Organizations and individual users are urged to patch the Zero Day flaws due to evidence of exploits running in the wild.

Organizations and users running Acrobat and Reader software take note: Adobe has on 12 Apr 2026 confirmed that a critical zero-day flaw had been exploited in cyberattacks since late 2025.

The vulnerability, tracked as CVE-2026-34621, allows attackers to take control of affected systems via malicious PDF files, according to Adobe’s security bulletin.

The bug, rated with a CVSS score of 9.6, stems from prototype pollution within Acrobat’s JavaScript APIs. Attackers have weaponized this weakness by embedding exploit code in booby-trapped PDFs that execute when opened, leading to arbitrary code execution on both Windows and macOS systems. The firm had issued its patch over the weekend, urging users to install it within 72 hours due to confirmed in-the-wild exploitation.

Security researcher Haifei Li of EXPMON had discovered the attack campaign after detecting an unusual PDF submission in late March. Further analysis revealed the first malicious sample, “Invoice540.pdf”, had surfaced back in November 2025, indicating months of undetected exploitation.

Li’s research showed that threat actors leveraged privileged Acrobat JavaScript APIs — specifically util.readFileIntoStream and RSS.addFeed — to read local files, fingerprint victims, and quietly extract system data to remote servers. These staged attacks enabled hackers to profile targets before deploying second-phase malware capable of remote code execution or sandbox evasion.
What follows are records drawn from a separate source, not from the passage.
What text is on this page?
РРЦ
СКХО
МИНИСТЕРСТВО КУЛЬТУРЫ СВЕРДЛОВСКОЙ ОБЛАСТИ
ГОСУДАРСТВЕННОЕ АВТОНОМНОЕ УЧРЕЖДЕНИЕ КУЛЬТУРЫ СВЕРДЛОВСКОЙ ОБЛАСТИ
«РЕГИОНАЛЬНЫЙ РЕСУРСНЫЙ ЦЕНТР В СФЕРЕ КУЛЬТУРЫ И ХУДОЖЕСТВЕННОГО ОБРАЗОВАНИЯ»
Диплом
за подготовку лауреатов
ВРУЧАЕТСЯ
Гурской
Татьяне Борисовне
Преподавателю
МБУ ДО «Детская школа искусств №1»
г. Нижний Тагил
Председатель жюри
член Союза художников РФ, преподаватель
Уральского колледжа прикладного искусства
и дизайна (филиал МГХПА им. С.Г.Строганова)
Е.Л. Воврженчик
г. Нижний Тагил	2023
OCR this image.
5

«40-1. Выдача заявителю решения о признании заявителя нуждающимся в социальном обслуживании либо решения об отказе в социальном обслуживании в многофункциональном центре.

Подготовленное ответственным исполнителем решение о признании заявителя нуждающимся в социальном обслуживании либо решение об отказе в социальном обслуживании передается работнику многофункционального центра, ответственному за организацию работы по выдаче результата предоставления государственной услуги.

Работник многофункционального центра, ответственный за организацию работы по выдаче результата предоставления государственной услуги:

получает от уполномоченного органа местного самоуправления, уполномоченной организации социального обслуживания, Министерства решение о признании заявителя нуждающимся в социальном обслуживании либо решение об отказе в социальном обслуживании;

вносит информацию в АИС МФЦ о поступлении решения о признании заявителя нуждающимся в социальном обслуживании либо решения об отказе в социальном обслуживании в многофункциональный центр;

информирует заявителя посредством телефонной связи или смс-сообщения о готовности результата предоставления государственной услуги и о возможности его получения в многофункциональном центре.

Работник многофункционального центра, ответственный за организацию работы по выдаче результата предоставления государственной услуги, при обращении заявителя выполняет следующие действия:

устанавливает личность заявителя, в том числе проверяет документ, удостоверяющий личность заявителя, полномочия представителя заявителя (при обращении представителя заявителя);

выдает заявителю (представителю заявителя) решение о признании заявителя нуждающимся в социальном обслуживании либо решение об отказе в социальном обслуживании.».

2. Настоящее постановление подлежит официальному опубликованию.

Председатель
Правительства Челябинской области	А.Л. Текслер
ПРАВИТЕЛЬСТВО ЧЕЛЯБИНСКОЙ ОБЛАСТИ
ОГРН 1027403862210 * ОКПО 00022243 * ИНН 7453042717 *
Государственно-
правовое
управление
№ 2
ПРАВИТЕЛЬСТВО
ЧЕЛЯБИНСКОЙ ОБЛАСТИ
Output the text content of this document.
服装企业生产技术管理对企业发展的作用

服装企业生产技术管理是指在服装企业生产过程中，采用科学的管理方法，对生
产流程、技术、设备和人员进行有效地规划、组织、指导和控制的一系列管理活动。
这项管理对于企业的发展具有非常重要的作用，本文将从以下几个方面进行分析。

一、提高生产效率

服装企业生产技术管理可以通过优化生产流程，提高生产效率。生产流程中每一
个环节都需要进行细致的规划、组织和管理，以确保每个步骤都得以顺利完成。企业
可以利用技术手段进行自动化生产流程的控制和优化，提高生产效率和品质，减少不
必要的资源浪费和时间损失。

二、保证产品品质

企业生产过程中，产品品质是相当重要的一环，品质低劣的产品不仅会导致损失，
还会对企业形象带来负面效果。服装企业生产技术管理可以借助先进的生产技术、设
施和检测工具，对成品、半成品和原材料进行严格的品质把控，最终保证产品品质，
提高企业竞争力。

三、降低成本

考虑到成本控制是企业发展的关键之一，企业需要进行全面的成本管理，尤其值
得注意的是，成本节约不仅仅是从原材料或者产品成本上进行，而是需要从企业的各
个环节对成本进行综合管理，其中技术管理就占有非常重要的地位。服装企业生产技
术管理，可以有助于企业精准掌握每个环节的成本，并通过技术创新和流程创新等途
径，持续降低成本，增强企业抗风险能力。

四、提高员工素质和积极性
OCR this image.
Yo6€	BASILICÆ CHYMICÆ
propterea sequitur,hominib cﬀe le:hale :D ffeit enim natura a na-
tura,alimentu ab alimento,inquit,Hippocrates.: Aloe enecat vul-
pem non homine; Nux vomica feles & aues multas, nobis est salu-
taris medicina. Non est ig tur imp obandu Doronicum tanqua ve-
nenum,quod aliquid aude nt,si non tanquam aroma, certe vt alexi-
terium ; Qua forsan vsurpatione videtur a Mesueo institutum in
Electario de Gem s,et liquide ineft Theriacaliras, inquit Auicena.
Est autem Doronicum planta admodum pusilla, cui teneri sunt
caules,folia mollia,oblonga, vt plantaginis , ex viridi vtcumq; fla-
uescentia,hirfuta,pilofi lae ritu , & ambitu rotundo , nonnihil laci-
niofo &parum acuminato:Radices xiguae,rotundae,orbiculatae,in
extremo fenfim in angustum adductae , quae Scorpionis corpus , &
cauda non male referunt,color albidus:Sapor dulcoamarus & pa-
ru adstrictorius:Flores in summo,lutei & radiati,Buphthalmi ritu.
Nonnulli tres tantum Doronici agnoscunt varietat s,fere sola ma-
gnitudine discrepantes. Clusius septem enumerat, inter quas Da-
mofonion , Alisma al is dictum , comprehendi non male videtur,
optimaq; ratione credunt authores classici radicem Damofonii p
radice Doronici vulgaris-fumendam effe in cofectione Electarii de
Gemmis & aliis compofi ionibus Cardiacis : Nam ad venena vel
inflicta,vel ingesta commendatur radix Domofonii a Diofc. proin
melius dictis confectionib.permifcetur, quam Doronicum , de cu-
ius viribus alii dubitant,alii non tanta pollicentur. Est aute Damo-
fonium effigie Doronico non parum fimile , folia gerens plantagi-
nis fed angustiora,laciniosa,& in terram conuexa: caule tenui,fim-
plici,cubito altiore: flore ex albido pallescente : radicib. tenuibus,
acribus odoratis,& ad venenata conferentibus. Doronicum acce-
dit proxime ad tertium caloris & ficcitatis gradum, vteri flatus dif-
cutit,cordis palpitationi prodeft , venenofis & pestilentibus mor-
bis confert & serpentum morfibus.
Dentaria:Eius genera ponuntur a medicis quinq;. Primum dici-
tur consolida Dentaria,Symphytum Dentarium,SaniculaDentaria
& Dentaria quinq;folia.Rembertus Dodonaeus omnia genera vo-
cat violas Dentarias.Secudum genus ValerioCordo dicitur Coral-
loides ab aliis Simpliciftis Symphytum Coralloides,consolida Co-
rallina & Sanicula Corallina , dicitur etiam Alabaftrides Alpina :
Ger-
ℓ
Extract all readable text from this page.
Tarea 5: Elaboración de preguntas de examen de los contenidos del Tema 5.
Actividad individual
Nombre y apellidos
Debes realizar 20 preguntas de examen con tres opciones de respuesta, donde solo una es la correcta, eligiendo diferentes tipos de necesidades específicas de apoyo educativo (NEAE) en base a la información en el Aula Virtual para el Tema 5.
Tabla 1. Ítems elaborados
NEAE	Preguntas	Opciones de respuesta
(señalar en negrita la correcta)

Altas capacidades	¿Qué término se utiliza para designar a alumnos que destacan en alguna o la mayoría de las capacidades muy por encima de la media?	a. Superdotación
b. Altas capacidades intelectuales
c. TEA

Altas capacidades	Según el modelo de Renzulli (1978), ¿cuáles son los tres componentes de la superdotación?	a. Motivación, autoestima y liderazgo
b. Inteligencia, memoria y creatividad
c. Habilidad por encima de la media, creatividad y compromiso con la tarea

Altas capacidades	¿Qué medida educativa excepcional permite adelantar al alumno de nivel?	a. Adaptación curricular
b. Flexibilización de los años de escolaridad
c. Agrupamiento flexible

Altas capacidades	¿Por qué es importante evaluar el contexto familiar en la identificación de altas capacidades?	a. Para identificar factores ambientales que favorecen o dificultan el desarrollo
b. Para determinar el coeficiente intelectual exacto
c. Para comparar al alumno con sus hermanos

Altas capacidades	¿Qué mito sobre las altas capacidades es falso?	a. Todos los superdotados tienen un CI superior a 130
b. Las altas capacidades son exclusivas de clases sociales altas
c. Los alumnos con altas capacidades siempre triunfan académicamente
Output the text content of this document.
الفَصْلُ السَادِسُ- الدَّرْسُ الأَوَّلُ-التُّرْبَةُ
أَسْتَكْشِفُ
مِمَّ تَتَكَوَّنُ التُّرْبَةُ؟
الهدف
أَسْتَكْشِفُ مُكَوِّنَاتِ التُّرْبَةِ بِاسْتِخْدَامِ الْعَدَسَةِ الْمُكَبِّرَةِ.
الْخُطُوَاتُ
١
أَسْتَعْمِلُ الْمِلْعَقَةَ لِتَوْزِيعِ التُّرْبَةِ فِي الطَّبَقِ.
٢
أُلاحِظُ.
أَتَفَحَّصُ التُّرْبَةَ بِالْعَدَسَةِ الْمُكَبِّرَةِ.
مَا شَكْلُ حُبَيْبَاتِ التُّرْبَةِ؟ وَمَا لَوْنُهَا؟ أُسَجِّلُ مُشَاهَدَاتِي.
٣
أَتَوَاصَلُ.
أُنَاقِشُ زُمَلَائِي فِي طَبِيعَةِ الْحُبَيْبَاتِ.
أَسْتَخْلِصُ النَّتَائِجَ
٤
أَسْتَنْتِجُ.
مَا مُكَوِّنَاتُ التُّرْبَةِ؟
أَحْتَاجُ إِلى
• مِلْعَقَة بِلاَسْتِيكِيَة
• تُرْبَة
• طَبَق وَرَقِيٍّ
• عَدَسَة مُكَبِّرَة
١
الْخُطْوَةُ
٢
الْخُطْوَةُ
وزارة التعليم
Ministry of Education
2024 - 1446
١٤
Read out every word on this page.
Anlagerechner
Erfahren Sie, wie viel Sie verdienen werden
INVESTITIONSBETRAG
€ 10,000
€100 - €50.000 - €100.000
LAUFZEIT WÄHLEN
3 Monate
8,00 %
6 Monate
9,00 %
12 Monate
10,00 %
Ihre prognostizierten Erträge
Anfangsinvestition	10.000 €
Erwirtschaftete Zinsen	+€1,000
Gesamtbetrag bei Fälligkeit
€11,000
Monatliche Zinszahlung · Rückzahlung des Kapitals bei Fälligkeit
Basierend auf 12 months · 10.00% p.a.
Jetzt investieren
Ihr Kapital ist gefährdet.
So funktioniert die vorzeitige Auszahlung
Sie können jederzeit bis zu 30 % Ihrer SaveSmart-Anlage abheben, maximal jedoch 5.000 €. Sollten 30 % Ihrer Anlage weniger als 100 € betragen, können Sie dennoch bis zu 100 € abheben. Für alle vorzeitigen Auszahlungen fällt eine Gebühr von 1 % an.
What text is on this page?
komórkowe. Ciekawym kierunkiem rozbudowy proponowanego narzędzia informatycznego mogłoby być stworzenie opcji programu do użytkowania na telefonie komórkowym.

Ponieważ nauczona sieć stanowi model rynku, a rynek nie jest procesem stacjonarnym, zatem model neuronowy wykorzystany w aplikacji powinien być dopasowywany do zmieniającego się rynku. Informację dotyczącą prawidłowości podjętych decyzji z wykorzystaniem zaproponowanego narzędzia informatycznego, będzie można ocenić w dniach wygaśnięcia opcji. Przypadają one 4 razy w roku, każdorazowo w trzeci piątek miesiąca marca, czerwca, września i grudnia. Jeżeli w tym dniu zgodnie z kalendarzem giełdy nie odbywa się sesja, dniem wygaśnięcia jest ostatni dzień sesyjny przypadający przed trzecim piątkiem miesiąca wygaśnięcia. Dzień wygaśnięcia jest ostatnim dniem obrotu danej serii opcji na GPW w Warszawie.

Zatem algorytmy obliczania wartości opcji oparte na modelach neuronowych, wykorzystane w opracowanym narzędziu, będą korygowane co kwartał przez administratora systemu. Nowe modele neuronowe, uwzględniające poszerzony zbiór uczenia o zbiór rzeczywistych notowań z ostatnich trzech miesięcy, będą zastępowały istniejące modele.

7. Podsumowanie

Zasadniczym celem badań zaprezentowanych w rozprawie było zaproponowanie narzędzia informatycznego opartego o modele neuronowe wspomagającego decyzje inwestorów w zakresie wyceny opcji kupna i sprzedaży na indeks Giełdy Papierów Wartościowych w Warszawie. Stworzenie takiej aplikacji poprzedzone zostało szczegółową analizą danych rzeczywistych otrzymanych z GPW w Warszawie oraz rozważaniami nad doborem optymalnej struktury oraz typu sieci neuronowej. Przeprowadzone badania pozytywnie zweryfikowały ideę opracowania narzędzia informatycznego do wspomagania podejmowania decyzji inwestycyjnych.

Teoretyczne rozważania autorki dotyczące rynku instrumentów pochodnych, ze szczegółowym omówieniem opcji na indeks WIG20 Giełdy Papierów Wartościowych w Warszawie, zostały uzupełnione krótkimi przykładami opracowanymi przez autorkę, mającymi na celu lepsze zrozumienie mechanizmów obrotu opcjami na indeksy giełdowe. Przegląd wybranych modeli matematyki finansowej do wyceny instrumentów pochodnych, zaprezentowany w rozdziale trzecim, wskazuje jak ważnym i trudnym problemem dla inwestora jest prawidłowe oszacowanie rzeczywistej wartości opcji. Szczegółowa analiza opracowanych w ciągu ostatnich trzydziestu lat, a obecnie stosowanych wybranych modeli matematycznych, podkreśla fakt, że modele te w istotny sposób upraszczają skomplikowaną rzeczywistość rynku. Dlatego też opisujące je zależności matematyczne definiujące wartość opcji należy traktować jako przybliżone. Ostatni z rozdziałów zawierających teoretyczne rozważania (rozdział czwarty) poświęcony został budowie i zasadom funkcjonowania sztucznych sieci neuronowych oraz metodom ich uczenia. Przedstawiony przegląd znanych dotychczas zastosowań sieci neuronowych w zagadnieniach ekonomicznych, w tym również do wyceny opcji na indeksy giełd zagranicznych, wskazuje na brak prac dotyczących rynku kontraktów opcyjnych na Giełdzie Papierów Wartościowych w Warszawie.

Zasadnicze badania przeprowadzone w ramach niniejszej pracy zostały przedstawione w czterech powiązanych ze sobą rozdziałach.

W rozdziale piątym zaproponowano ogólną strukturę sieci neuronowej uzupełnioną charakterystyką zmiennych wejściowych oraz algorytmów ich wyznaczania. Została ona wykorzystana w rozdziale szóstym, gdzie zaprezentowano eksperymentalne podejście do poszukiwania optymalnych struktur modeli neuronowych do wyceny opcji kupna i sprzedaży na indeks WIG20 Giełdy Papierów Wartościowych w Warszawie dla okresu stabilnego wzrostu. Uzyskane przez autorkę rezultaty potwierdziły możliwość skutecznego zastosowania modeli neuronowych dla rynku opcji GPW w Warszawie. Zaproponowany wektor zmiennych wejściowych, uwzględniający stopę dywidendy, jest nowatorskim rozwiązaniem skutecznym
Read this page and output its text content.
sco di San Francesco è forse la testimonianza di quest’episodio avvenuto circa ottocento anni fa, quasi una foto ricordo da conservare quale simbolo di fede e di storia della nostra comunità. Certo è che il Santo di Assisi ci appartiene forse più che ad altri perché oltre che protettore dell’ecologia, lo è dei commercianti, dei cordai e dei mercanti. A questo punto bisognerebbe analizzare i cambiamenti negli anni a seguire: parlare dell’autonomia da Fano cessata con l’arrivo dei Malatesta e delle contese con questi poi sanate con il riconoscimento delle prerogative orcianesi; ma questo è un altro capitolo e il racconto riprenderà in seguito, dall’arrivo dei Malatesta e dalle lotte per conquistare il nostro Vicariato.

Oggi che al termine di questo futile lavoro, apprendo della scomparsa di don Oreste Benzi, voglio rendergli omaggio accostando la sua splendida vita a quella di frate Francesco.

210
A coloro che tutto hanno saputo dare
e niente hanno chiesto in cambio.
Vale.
According to one source, a malware analyst, Giuseppe Massaro, had later determined that the malicious PDFs displayed Russian-language imagery, apparently using fabricated documents about gas supply interruptions and emergency coordination as bait. This points to a campaign directed at Russian-speaking professionals in sectors such as energy, government, or national infrastructure.

Adobe has designated the patch as priority level 1, its highest urgency classification, and confirmed fixes for Acrobat Reader versions 24.001.30356, 26.001.21367, and earlier. For users or organizations unable to apply the update immediately, Adobe recommends disabling JavaScript in Reader, using alternative PDF viewers that lack extended scripting capabilities, and blocking traffic showing the “Adobe Synchronizer” string in HTTP headers.

With attackers continuing to exploit vulnerabilities in popular PDF tools, cybersecurity experts emphasize speedy patch deployment and careful email screening to prevent future compromise.